3+ years ago we were asked to develop an EDI solution for a client as a matter of urgency.
They wanted full IP/control etc. of the solution and didn't want to use free open source solutions, pay large sums of money for the likes of BizTalk etc. or pay recurring fees to a VAN.
We did some research at the time and actually didn't find a lot of information regarding EDI formats, parsing etc. so our 2 man development team just jumped straight in and developed a solution in C#/ASP.Net. Due to the low number of EDI message transactions that would be taking place (100 or so a day) we adopted a RegEx process for parsing, validation and inserting into the database. This was done via a seperate C# app that was scheduled to run every few minutes and connect to the clients various providers FTP, AS2, EBMX comms and download data as well as upload any outbound EDI messages.
We then developed a web front-end that allowed the clients staff full access to the data with various revenue reports, ability to control the data as well as allow some of the clients agents to log in and also interact with the data and initiate invoice transactions too.
The client now wants some more EDI work done for another avenue of their business, however, this time the edi message transactions would leap into the 1000's. Our development teams concern is the use of RegEx.

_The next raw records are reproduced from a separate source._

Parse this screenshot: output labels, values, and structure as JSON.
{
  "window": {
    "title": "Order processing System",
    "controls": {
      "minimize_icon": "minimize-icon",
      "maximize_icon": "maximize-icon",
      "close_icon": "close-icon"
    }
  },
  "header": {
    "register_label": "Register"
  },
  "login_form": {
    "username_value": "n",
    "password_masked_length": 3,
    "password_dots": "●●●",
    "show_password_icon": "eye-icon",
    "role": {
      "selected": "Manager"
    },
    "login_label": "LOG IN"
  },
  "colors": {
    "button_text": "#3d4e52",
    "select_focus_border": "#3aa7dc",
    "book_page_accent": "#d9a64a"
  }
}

I read recently that using RegEx for EDI parsing has huge overheads and should be avoided.
The only reason we adopted it in the first place was an inexperience of not knowing what was the best to use. That said, RegEx has made managing edi message templates a breeze including validation within the templates. The client has added several more providers to their books and we were able to add the new message templates (with custom alterations) in minutes.
After much more research recently we found that most solutions parse EDI files into XML. Is there a reason for this? Is this just to adopt a more common format and/or avoid database access? Is it quicker to just parse XML over the flat file EDI messages?

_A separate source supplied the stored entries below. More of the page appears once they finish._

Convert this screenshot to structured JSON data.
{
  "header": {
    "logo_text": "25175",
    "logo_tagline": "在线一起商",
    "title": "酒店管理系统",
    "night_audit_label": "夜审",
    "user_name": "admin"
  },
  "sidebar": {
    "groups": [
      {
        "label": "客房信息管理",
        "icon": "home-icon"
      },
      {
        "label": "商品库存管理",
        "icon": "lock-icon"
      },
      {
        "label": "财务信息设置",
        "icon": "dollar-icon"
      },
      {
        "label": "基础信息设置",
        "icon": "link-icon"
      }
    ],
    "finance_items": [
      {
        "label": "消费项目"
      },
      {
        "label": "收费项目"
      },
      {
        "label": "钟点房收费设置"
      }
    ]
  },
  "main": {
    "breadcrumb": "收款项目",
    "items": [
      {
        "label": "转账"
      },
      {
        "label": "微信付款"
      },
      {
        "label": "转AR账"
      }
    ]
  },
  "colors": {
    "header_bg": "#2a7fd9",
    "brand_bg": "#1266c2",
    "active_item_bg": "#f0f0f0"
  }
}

We want the data elements from the EDI file to be in the database? Would we just parse the XML file instead? Isn't this just another step of processing that could be avoided?

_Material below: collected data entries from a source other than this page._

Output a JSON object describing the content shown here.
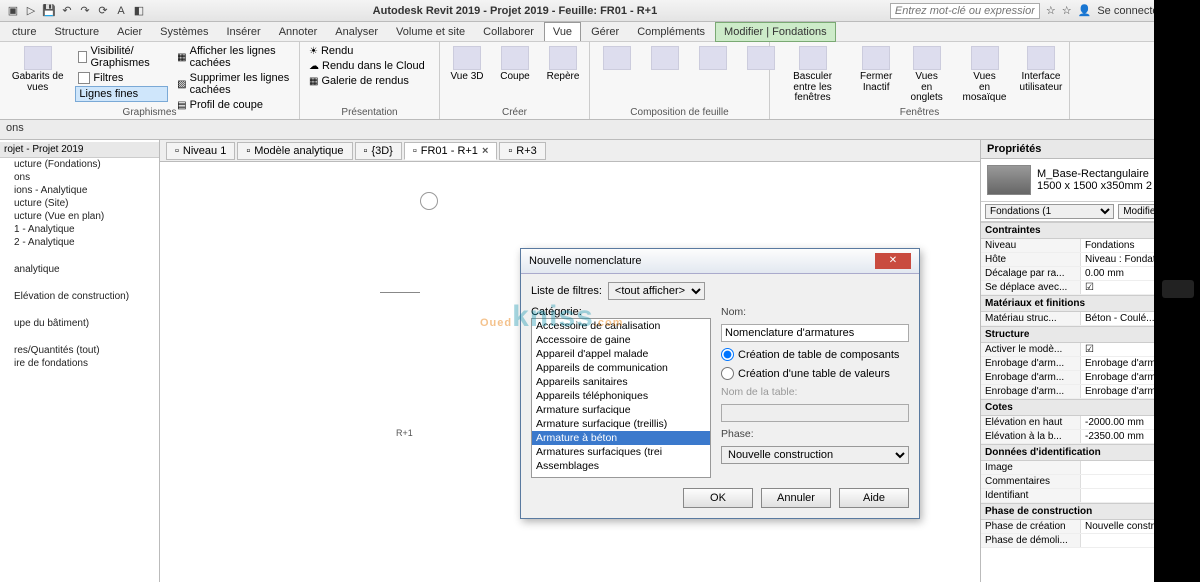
{
  "title": "Autodesk Revit 2019 - Projet 2019 - Feuille: FR01 - R+1",
  "search_placeholder": "Entrez mot-clé ou expression",
  "signin": "Se connecter",
  "menus": [
    "cture",
    "Structure",
    "Acier",
    "Systèmes",
    "Insérer",
    "Annoter",
    "Analyser",
    "Volume et site",
    "Collaborer",
    "Vue",
    "Gérer",
    "Compléments",
    "Modifier | Fondations"
  ],
  "active_menu": 9,
  "mod_menu": 12,
  "ribbon": {
    "graphismes": {
      "gabarits": "Gabarits\nde vues",
      "items": [
        "Visibilité/ Graphismes",
        "Filtres",
        "Lignes fines",
        "Afficher les lignes cachées",
        "Supprimer les lignes cachées",
        "Profil de coupe"
      ],
      "label": "Graphismes"
    },
    "presentation": {
      "items": [
        "Rendu",
        "Rendu dans le Cloud",
        "Galerie de rendus"
      ],
      "label": "Présentation"
    },
    "creer": {
      "items": [
        "Vue\n3D",
        "Coupe",
        "Repère"
      ],
      "label": "Créer"
    },
    "compo": {
      "label": "Composition de feuille"
    },
    "fenetres": {
      "items": [
        "Basculer\nentre les fenêtres",
        "Fermer\nInactif",
        "Vues\nen onglets",
        "Vues\nen mosaïque",
        "Interface\nutilisateur"
      ],
      "label": "Fenêtres"
    }
  },
  "optionsbar": "ons",
  "browser": {
    "header": "rojet - Projet 2019",
    "nodes": [
      "ucture (Fondations)",
      "ons",
      "ions - Analytique",
      "ucture (Site)",
      "ucture (Vue en plan)",
      "1 - Analytique",
      "2 - Analytique",
      "",
      "analytique",
      "",
      "Elévation de construction)",
      "",
      "upe du bâtiment)",
      "",
      "res/Quantités (tout)",
      "ire de fondations"
    ]
  },
  "viewtabs": [
    {
      "label": "Niveau 1",
      "icon": "plan"
    },
    {
      "label": "Modèle analytique",
      "icon": "cube"
    },
    {
      "label": "{3D}",
      "icon": "cube"
    },
    {
      "label": "FR01 - R+1",
      "icon": "sheet",
      "active": true,
      "closable": true
    },
    {
      "label": "R+3",
      "icon": "sheet"
    }
  ],
  "sheet_tag": "R+1",
  "props": {
    "title": "Propriétés",
    "family": "M_Base-Rectangulaire",
    "type": "1500 x 1500 x350mm 2",
    "typesel": "Fondations (1",
    "edit_type": "Modifier le type",
    "sections": {
      "Contraintes": [
        [
          "Niveau",
          "Fondations"
        ],
        [
          "Hôte",
          "Niveau : Fondati..."
        ],
        [
          "Décalage par ra...",
          "0.00 mm"
        ],
        [
          "Se déplace avec...",
          "☑"
        ]
      ],
      "Matériaux et finitions": [
        [
          "Matériau struc...",
          "Béton - Coulé..."
        ]
      ],
      "Structure": [
        [
          "Activer le modè...",
          "☑"
        ],
        [
          "Enrobage d'arm...",
          "Enrobage d'arm..."
        ],
        [
          "Enrobage d'arm...",
          "Enrobage d'arm..."
        ],
        [
          "Enrobage d'arm...",
          "Enrobage d'arm..."
        ]
      ],
      "Cotes": [
        [
          "Elévation en haut",
          "-2000.00 mm"
        ],
        [
          "Elévation à la b...",
          "-2350.00 mm"
        ]
      ],
      "Données d'identification": [
        [
          "Image",
          ""
        ],
        [
          "Commentaires",
          ""
        ],
        [
          "Identifiant",
          ""
        ]
      ],
      "Phase de construction": [
        [
          "Phase de création",
          "Nouvelle constr..."
        ],
        [
          "Phase de démoli...",
          ""
        ]
      ]
    }
  },
  "dialog": {
    "title": "Nouvelle nomenclature",
    "filter_label": "Liste de filtres:",
    "filter_value": "<tout afficher>",
    "cat_label": "Catégorie:",
    "categories": [
      "Accessoire de canalisation",
      "Accessoire de gaine",
      "Appareil d'appel malade",
      "Appareils de communication",
      "Appareils sanitaires",
      "Appareils téléphoniques",
      "Armature surfacique",
      "Armature surfacique (treillis)",
      "Armature à béton",
      "Armatures surfaciques (trei",
      "Assemblages"
    ],
    "selected_cat": 8,
    "name_label": "Nom:",
    "name_value": "Nomenclature d'armatures",
    "radio1": "Création de table de composants",
    "radio2": "Création d'une table de valeurs",
    "tablename_label": "Nom de la table:",
    "phase_label": "Phase:",
    "phase_value": "Nouvelle construction",
    "ok": "OK",
    "cancel": "Annuler",
    "help": "Aide"
  },
  "watermark": "Ouedkniss.com"
}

I apologise for the generic nature of my question but I am having a hard time locating the answers.
Many thanks for your time.
NOTE: Our development team only use Microsoft products so please take this into account when giving feedback.
About 3 years ago I also created an x12 parser, that parses x12 edi into xml. It is currently available as open source at http://x12parser.codeplex.com. The reason I did it this way was that I wanted the parsing part to not care about the the target, whether it was a database or perhaps flat files. It turns out that was valuable since some of the users used Oracle instead of Sql Server, and a lot of the users flattened it into flat files to load into their database or send to some downstream process. I think this has made the parser itself very flexible for many environments. The other reason I liked XML is because I was able to add other annotations that were valuable for anyone who didn't have all the EDI codes memorized (basically everyone), and I was able to transform it to HTML (see the site for an example) with those annotations. I also built in the ability to unbundle your objects into individual messages so that your post processing can consume then one object at a time. A lot of users have helped me optimize it so that it would handle huge files, so it's gotten pretty stable. I'm doing some maintenance on it now so that it will support all 4010 transactions. The part about parsing into the database I leave up to the user, because everyone seems to be very particular about how they design data tables (for example I couldn't agree with a co-worker on whether to use ints or GUIDs for table identities, those who lean toward DBA mentality prefer ints, those who use a lot of ORMs prefer GUIDs).
Shortly after I posted this, I did add database support, so you can skip the XML and have it go directly to a SqL Server database. You can decide how many segment types will be parsed out into individual tables so that you don't bloat your database with 300 tables of which you will probably only use 10 or 20. There is a discussion here SQL Server as Staging Environment about pros and cons of using xml or sql server as your intermediary to your final system.